Posted: May 13, 2015 by Matt Horan in Uncategorized

By Matt Horan

Walter Fenton, a member of the staff of the Good News magazine, wrote a review of the introduction to Dr. Steve Harper’s book, For the Sake of the Bride that appeared in the most recent issue.  (Click here to read the review.)

Fenton has not met Steve Harper.  I actually called him and asked to be sure, but from reading the review, it’s clear that he knows nothing about him.

Fenton’s main problem with Steve’s book is that he doesn’t name names and call anybody out for their behavior in the United Methodist Church’s debate over homosexuality.  He accuses Steve of writing the book in this way to elevate himself and set himself up as better and wiser than those who are naming the names and fighting the fights.
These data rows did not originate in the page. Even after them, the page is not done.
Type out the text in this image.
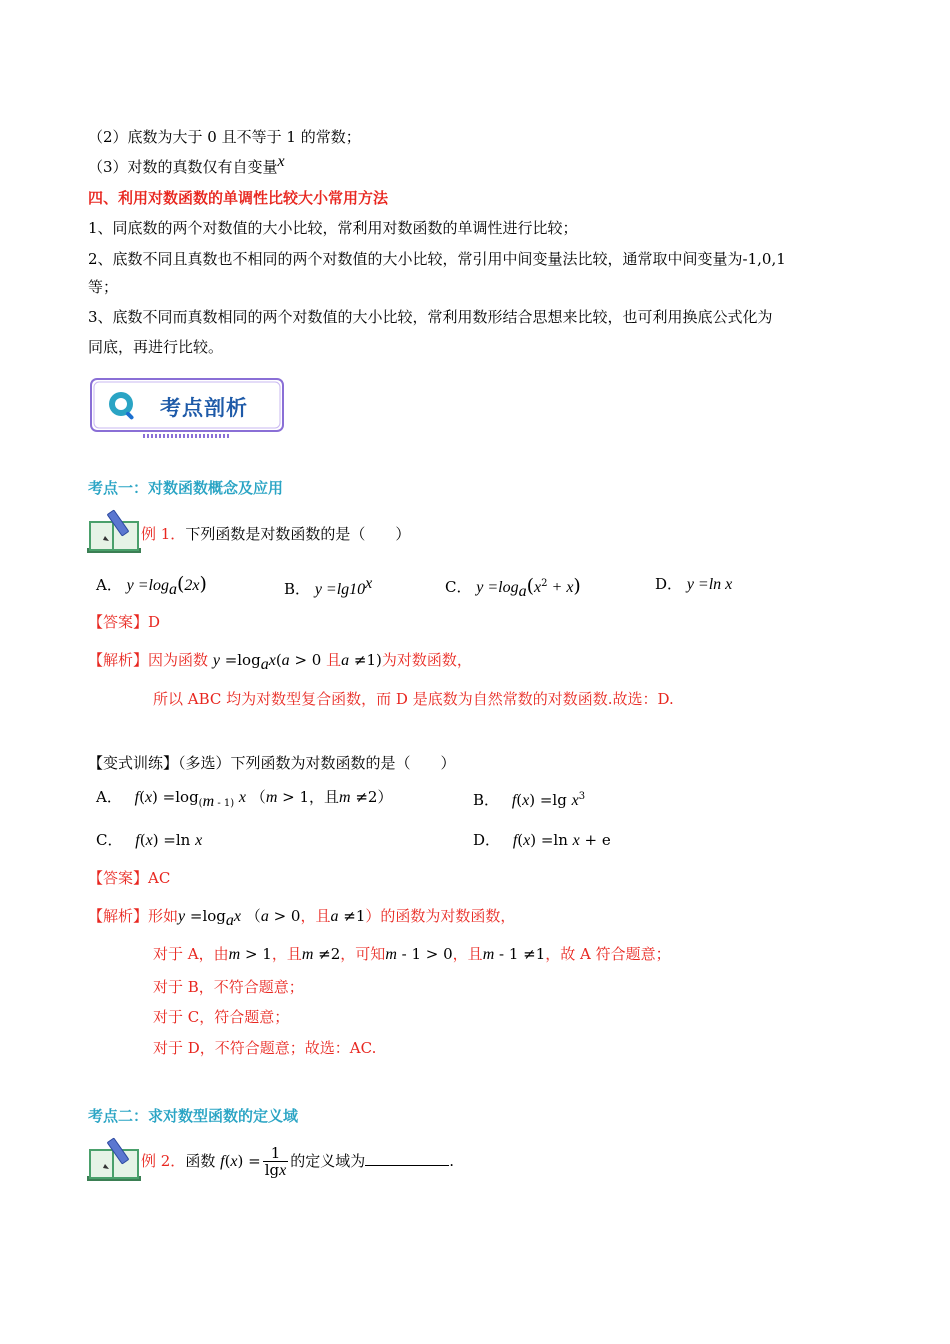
（2）底数为大于 0 且不等于 1 的常数；
（3）对数的真数仅有自变量x
四、利用对数函数的单调性比较大小常用方法
1、同底数的两个对数值的大小比较，常利用对数函数的单调性进行比较；
2、底数不同且真数也不相同的两个对数值的大小比较，常引用中间变量法比较，通常取中间变量为-1,0,1
等；
3、底数不同而真数相同的两个对数值的大小比较，常利用数形结合思想来比较，也可利用换底公式化为
同底，再进行比较。
考点剖析
考点一：对数函数概念及应用
例 1．下列函数是对数函数的是（　　）
A． $y =\log_a(2x)$	B． $y =\lg 10^x$	C． $y =\log_a(x^2 + x)$	D． y =ln x
【答案】D
【解析】因为函数 $y =\log_ax(a > 0$ 且a ≠1)为对数函数，
所以 ABC 均为对数型复合函数，而 D 是底数为自然常数的对数函数.故选：D.
【变式训练】（多选）下列函数为对数函数的是（　　）
A． $f(x) =\log_{(m - 1)}$ x （m > 1，且m ≠2）	B． f(x) =lg $x^3$
C． f(x) =ln x	D． f(x) =ln x + e
【答案】AC
【解析】形如$y =\log_ax$ （a > 0，且a ≠1）的函数为对数函数，
对于 A，由m > 1，且m ≠2，可知m - 1 > 0，且m - 1 ≠1，故 A 符合题意；
对于 B，不符合题意；
对于 C，符合题意；
对于 D，不符合题意；故选：AC.
考点二：求对数型函数的定义域
例 2．函数 $f(x) = \frac{1}{\lg x}$ 的定义域为	.
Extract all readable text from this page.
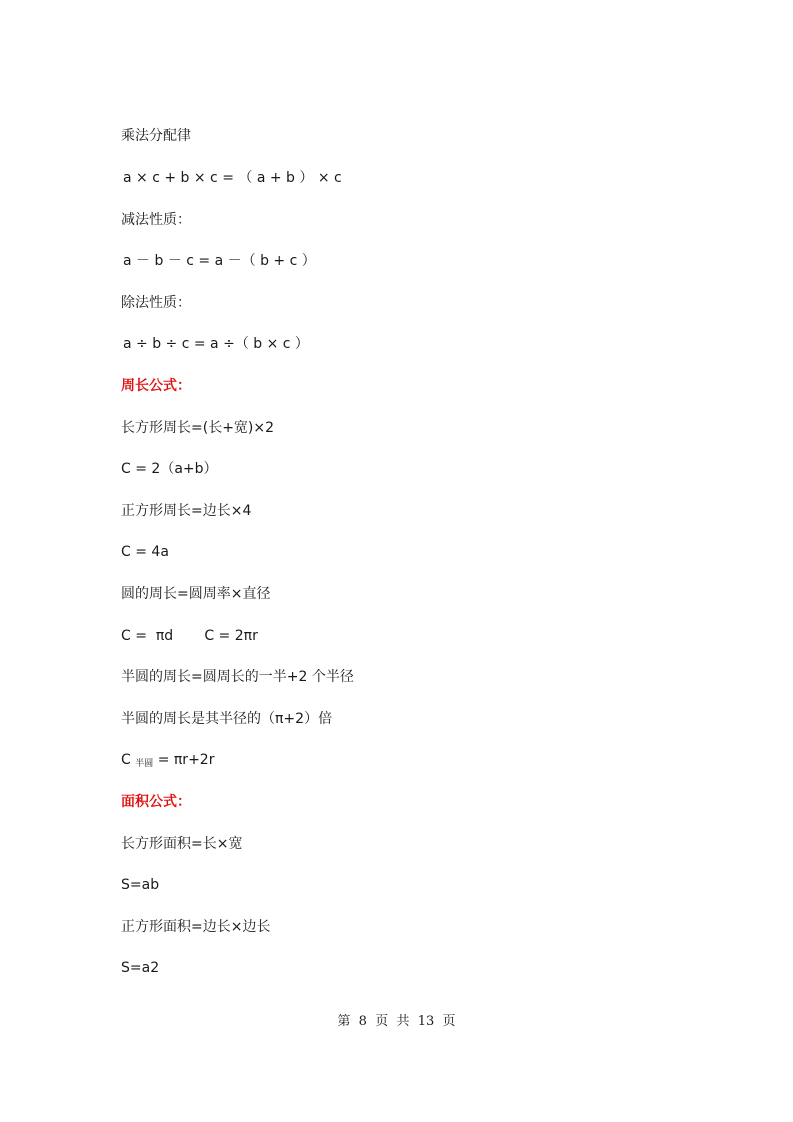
乘法分配律
a × c + b × c = （ a + b ） × c
减法性质：
a － b － c = a －（ b + c ）
除法性质：
a ÷ b ÷ c = a ÷（ b × c ）
周长公式：
长方形周长=(长+宽)×2
C = 2（a+b）
正方形周长=边长×4
C = 4a
圆的周长=圆周率×直径
C =  πd       C = 2πr
半圆的周长=圆周长的一半+2 个半径
半圆的周长是其半径的（π+2）倍
C $_{半圆}$ = πr+2r
面积公式：
长方形面积=长×宽
S=ab
正方形面积=边长×边长
S=a2
第  8  页  共  13  页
See, any regular reader of the Good News magazine knows that no small percentage of their writers love writing articles that declare various people or groups as not as “orthodox” as they should be to the cheers of those who they think are orthodox enough.  The writers at Good News’ seem to live in a constantly combative stance, and so it makes a lot of sense that Fenton didn’t like the book’s lack of combat.  

By appointing themselves as the official voice of orthodoxy, the Good News team thinks that they’re fighting against the “false teaching” that the Bible warns about.  However, the only fruit being borne of their efforts seems to be more and more people finding their identity in the words “liberal” or “conservative” than in Jesus Christ.

As a former seminary student who had Steve Harper as a professor, and as a man who counts himself privileged to have Steve as a mentor and friend, I laugh at the notion that he wrote this book to serve himself and elevate himself above others.  Steve’s humility and kindness and pastoral heart are so evident to everyone who has met him that you can’t read this review without laughing.

At best, Good News editors realized that they needed to fill more space in this issue, so they had someone quickly skim a book they already knew they’d disagree with, and write an uninformed and unsubstantiated guess of the author’s intentions for the purpose of vilifying him and satisfying their readership.  Maybe Fenton got cheers from somebody for this, but to anybody who knows Steve Harper, he certainly failed to make him a villain, and failed to add anything of redeeming value to the Kingdom either.